Not sure what’s in and what’s out? Focus on dark, leafy vegetables, colorful fruit, whole grains, lean protein, and low-fat dairy products. It also helps to steer kids away from their favorites: fast foods, pastries, cookies, ice cream, and doughnuts, as well as sugary drinks like soda and energy drinks.
Healthy diet per day for kids age 12 and under:
- 2 ½ cups of vegetables per day
- 2 cups of fruit per day
- ¾ cup of grain
- 3 cups of dairy per day
- ⅔ cup of protein per day
And even when you serve the right foods, it’s easy for picky eaters and busy schedules to sabotage your efforts. The good news? You can also support healthy eating in other ways. Consider incorporating the following into your routine:
- Make it a priority to eat one meal together each day
Sitting together at the table for at least one meal provides kids comfort. It also gives you the ability to talk with them about their day and monitor their eating habits.
- Get them involved
Have your kids help you shop for groceries, choose foods to eat, and prepare simple meals when age-appropriate.
- Make small shifts to healthier food
Slowly replace household favorites with healthy alternatives. Some examples include replacing whole milk with low-fat milk, soda with flavored sparkling water, and ice cream with homemade smoothies.
What’s enough exercise?
It’s no surprise that regular exercise is good for kids. Beyond preventing obesity, exercise also helps them build strong self-esteem, sleep better, stay energetic, and decrease anxiety and depression.

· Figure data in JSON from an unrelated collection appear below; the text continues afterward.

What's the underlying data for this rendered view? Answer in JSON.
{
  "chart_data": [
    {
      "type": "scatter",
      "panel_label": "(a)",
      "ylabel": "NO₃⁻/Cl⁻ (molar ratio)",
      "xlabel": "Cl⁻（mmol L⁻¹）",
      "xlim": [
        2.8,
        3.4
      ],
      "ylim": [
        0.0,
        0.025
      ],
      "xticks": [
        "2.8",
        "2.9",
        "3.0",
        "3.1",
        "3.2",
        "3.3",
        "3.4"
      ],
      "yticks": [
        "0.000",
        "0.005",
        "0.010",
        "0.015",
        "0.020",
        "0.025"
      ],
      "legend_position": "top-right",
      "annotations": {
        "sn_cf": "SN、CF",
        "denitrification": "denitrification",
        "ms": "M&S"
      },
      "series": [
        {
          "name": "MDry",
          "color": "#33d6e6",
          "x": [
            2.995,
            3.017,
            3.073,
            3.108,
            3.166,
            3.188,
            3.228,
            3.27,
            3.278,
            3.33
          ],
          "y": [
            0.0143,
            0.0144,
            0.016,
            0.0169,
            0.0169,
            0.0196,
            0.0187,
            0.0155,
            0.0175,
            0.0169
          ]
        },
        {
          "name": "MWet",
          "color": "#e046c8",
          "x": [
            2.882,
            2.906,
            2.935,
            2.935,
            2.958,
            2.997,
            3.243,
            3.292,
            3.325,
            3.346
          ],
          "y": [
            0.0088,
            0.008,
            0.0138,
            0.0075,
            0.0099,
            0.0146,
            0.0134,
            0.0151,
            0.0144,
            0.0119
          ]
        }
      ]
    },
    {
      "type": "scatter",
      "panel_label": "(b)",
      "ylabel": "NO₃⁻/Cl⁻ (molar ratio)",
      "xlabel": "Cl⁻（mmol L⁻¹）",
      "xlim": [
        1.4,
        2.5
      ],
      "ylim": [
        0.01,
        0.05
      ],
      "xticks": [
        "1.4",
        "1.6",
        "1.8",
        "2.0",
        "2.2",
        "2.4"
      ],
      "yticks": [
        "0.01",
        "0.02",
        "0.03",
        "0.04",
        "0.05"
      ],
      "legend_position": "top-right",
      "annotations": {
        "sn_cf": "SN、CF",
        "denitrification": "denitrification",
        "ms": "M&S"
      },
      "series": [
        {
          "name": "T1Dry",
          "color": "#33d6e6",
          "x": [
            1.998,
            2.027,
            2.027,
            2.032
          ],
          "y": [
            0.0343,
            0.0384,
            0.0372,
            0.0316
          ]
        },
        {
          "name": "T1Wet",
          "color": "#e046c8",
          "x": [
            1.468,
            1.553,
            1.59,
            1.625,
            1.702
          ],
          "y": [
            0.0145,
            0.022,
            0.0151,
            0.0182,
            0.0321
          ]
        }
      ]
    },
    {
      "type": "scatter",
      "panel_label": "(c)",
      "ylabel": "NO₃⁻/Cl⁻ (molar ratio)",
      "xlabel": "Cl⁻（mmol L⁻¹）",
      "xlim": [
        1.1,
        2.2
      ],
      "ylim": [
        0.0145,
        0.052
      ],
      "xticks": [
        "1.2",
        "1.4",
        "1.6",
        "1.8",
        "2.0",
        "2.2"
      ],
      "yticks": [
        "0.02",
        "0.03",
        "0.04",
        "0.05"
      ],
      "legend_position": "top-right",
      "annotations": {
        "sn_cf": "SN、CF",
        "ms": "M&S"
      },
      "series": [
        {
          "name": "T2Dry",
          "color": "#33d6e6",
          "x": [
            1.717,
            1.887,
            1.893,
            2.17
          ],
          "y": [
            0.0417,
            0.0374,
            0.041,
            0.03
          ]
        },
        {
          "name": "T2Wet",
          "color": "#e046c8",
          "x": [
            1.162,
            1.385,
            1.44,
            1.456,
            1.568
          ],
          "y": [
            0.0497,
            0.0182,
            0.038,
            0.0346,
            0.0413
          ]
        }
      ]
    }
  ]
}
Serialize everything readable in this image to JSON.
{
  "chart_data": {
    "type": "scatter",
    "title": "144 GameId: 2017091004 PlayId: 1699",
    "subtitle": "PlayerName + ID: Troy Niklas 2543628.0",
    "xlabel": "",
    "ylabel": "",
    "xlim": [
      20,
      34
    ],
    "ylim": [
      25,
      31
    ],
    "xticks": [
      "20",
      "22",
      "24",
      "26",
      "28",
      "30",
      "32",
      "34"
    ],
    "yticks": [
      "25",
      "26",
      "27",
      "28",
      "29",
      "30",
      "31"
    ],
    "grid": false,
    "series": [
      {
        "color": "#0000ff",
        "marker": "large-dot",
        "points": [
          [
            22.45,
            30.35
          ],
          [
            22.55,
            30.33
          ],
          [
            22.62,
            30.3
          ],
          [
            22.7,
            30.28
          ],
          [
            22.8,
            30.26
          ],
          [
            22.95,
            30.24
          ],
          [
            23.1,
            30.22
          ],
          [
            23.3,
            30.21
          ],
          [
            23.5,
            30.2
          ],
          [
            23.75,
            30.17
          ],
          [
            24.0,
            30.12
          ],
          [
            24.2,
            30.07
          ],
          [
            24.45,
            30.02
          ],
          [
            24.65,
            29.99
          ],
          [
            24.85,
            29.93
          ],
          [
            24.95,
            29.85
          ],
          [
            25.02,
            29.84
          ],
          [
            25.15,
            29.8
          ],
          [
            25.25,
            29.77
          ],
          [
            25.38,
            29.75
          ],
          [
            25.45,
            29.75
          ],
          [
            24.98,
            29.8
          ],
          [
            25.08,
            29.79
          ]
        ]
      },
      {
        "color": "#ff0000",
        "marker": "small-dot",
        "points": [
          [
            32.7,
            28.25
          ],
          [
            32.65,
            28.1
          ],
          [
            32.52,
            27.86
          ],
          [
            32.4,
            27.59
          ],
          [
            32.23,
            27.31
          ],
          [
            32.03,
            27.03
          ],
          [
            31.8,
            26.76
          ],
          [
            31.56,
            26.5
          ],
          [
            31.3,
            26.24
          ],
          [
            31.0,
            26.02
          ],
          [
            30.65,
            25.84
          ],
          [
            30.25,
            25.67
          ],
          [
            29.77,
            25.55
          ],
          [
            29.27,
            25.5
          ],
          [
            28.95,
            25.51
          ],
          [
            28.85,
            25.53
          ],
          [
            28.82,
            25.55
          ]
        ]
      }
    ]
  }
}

Since your children aren’t typically jumping on a treadmill, it can be hard to tell how many calories they’re burning while exercising. The good news is that it doesn’t really matter as long as your child gets 60 minutes or more of continuous, moderate physical activity each day at least three days per week. But, just to give you an idea, we’ve compiled a few popular activities so you can see what calories your child may burn:
All in all, incorporating these habits may be challenging at first, but good habits will stay with your kids into adulthood, improving their chances for a healthy road ahead.